我和梅莓一起去超市買了點東西,無非就是酒和補品之類的,提了一大袋。晚上梅莓說要和我一起睡,這樣第二天就可以直接坐車去漢口。我勉強答應了。我沒想到梅莓竟然很會做飯菜,味道也還不錯,因為我根本對吃什麽東西完全無所謂,所以無法分辨她和一朵的誰弄得更好一些。吃完後,梅莓在陽台上看到那一串洗乾淨的衣服發呆,對著那件紅旗袍目不轉睛的。我就知道她的問題就來了。
“你和那個什麽朵朵的是怎麽認識的啊?”
“就那樣就認識了。”
“第一天就上床了?”
“哪能呢,我還沒和她上過床呢。

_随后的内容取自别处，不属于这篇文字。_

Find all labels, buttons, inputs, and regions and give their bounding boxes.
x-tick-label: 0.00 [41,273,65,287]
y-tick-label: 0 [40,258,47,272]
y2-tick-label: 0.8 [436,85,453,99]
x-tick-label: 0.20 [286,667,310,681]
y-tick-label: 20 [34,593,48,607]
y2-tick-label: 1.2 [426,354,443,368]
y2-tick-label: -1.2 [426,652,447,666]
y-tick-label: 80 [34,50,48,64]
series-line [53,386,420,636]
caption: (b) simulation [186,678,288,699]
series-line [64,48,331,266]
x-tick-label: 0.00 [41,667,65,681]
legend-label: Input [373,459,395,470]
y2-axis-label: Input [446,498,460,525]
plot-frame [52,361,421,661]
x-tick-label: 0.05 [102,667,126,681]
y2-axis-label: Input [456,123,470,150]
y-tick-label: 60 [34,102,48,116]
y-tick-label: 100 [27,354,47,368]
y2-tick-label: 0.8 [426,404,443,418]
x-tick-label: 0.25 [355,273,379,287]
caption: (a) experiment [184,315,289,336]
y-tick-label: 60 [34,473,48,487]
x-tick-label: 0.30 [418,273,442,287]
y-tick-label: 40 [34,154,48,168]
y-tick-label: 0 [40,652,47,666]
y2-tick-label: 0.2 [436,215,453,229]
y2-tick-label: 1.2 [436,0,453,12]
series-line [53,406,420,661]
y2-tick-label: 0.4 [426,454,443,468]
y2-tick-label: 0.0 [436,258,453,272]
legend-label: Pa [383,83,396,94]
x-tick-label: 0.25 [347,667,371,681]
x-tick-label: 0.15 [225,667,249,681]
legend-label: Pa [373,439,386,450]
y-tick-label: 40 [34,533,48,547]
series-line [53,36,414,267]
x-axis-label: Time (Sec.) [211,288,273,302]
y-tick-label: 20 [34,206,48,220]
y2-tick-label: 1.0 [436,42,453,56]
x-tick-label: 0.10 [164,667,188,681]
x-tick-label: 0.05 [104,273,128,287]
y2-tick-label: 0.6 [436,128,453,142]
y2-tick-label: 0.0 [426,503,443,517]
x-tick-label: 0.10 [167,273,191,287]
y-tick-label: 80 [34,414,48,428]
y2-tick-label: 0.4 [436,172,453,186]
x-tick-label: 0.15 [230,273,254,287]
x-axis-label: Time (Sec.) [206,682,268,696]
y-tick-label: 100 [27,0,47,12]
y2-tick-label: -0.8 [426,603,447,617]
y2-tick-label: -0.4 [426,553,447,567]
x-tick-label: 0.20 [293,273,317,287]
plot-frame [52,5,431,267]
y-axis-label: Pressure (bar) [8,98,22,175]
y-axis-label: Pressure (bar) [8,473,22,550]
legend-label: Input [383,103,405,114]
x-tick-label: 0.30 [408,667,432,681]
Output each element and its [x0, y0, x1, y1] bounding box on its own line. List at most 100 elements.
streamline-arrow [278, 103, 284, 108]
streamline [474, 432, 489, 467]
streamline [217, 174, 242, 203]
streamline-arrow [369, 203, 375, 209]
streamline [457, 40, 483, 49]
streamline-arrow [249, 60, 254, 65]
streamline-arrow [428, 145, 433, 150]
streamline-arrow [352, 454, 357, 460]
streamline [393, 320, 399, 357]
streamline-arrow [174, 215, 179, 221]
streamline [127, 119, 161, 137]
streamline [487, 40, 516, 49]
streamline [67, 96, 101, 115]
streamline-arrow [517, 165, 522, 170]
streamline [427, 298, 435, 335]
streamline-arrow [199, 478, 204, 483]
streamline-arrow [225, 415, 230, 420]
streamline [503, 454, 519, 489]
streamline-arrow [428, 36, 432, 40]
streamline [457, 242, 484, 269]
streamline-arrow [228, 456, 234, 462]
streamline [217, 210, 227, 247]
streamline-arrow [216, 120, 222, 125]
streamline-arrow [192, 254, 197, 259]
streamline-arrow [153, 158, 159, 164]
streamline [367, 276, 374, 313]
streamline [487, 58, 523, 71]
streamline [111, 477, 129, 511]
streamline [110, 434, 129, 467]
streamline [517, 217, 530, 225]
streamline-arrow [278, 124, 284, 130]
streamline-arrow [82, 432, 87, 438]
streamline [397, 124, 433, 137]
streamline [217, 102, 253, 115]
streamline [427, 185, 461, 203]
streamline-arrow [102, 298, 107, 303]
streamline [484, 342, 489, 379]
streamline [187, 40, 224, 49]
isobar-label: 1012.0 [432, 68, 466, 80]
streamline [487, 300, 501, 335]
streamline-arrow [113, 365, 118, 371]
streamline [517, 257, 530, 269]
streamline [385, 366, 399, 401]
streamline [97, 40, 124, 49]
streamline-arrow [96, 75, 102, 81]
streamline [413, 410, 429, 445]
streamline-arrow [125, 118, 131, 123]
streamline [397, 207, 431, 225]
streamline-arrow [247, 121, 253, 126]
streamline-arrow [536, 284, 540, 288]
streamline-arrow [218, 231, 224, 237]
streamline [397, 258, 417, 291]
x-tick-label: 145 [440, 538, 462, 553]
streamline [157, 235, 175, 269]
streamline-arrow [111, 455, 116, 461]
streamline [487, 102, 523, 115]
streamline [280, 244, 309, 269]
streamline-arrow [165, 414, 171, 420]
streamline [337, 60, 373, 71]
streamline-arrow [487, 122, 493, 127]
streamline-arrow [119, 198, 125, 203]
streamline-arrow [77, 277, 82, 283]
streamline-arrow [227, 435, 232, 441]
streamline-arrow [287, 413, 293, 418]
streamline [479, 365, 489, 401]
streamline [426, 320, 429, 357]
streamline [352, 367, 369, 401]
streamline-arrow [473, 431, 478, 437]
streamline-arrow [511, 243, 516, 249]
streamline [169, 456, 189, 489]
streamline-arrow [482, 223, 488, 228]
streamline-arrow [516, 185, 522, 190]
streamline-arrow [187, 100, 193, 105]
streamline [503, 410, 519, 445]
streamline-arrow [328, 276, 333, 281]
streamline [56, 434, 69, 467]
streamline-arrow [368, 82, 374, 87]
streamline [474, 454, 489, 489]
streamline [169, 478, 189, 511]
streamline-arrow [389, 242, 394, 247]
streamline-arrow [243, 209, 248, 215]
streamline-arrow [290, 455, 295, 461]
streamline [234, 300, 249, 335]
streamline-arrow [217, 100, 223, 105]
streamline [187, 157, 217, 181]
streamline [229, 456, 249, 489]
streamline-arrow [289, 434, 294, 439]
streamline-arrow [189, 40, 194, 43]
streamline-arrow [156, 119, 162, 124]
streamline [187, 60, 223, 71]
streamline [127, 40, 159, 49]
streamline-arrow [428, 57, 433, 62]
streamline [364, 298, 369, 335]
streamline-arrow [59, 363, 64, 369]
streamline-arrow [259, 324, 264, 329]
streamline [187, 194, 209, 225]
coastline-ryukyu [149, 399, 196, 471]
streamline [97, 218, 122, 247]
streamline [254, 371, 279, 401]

”一朵教給我說,除非捉奸在床,否則一概否認。
“你看臉上不自然的樣子?你以為騙得了我?”梅莓生氣地指著我的臉說。
我裝作無辜地說:“本來就沒有啊。你問來問去又怎樣?”
“那你怎樣解釋這上面女人的內衣?你說說。”
看她不依不饒的樣子,我說:“你煩不煩?有完沒完啊?你這樣管著我只會讓我心情鬱悶知道吧?我覺得你怎麽沒有以前溫柔了呢?”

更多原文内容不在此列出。